Un peu de poussière sur les livres d’Histoire – Épisode 4 : Avez-vous essayé de débrancher puis rebrancher l’appareil ?

Artiste image d’en tête : @katrinavt

Une nouvelle spatiale en 5 épisodes.
Temps de lecture estimée : 10mn

Episode 1 : Des nouvelles de l’espace

Episode 2 : La mission

Episode 3 : La caravelle terrienne


– Je vous conseille également de vous rendre vers la ceinture de sécurité la plus proche, déclara la voix grave du secrétaire général.
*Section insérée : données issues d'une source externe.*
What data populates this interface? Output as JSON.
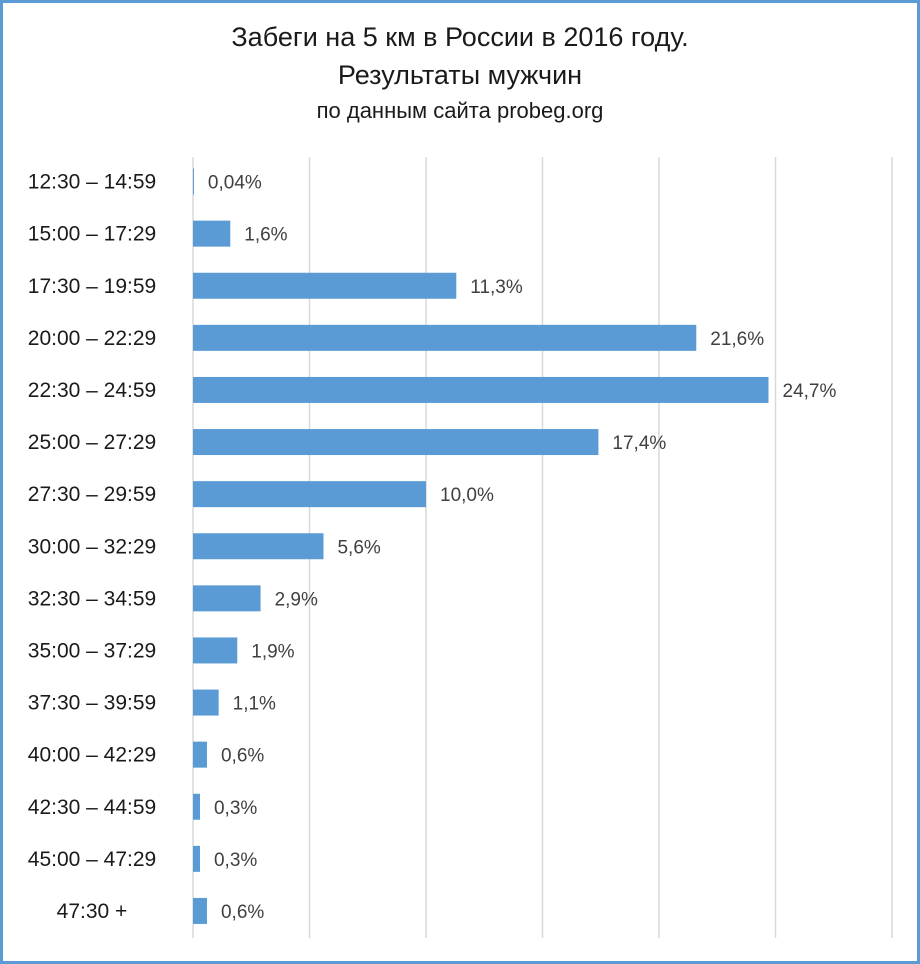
{
  "chart_data": {
    "type": "bar",
    "orientation": "horizontal",
    "title": "Забеги на 5 км в России в 2016 году.",
    "title_line2": "Результаты мужчин",
    "subtitle": "по данным сайта probeg.org",
    "categories": [
      "12:30 – 14:59",
      "15:00 – 17:29",
      "17:30 – 19:59",
      "20:00 – 22:29",
      "22:30 – 24:59",
      "25:00 – 27:29",
      "27:30 – 29:59",
      "30:00 – 32:29",
      "32:30 – 34:59",
      "35:00 – 37:29",
      "37:30 – 39:59",
      "40:00 – 42:29",
      "42:30 – 44:59",
      "45:00 – 47:29",
      "47:30 +"
    ],
    "values": [
      0.04,
      1.6,
      11.3,
      21.6,
      24.7,
      17.4,
      10.0,
      5.6,
      2.9,
      1.9,
      1.1,
      0.6,
      0.3,
      0.3,
      0.6
    ],
    "value_labels": [
      "0,04%",
      "1,6%",
      "11,3%",
      "21,6%",
      "24,7%",
      "17,4%",
      "10,0%",
      "5,6%",
      "2,9%",
      "1,9%",
      "1,1%",
      "0,6%",
      "0,3%",
      "0,3%",
      "0,6%"
    ],
    "xlim": [
      0,
      30
    ],
    "grid_step": 5,
    "grid": true,
    "legend": "none",
    "bar_color": "#5b9bd5",
    "grid_color": "#d9d9d9"
  }
}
Tant que l’ordre n’est pas rétabli, nous devons stopper la rotation de tous les cylindres. Nous commençons par un arrêt d’une dizaine d’heures. C’est une garantie nécessaire pour faciliter l’intervention des forces de l’OSU sur Mars. Je vous remercie de votre compréhension.

Cette fois, ce fut la panique. Tous les habitants couraient en direction des points de sécurité où ils pourraient s’attacher. Si ce que disait le secrétaire général était vrai, et si le cylindre s’arrêtait de tourner sur lui-même, alors la force centrifuge allait disparaitre et avec elle la gravité artificielle. Toute la station serait alors en apesanteur : les véhicules, les végétaux, les animaux. Les objets flotteraient, certains particulièrement dangereux. Et, surtout, les femmes et les hommes de Solar IV seraient emportés, avec la possibilité d’être gravement blessés. Lorsque le visage du secrétaire général de l’OSU disparut, Venka activa le canal de communication avec le Contrôleur 1.

– Contrôleur 1, appela-t-elle. Vous m’entendez toujours ?

Le contrôleur répondit d’une voix absolument calme :

–  Oui, vaisseau leader.

–  Mettez le commandant Jorge en ligne.

–  C’est contraire aux ordres, capitaine.

–  C’est un ordre, Contrôleur 1. Une urgence.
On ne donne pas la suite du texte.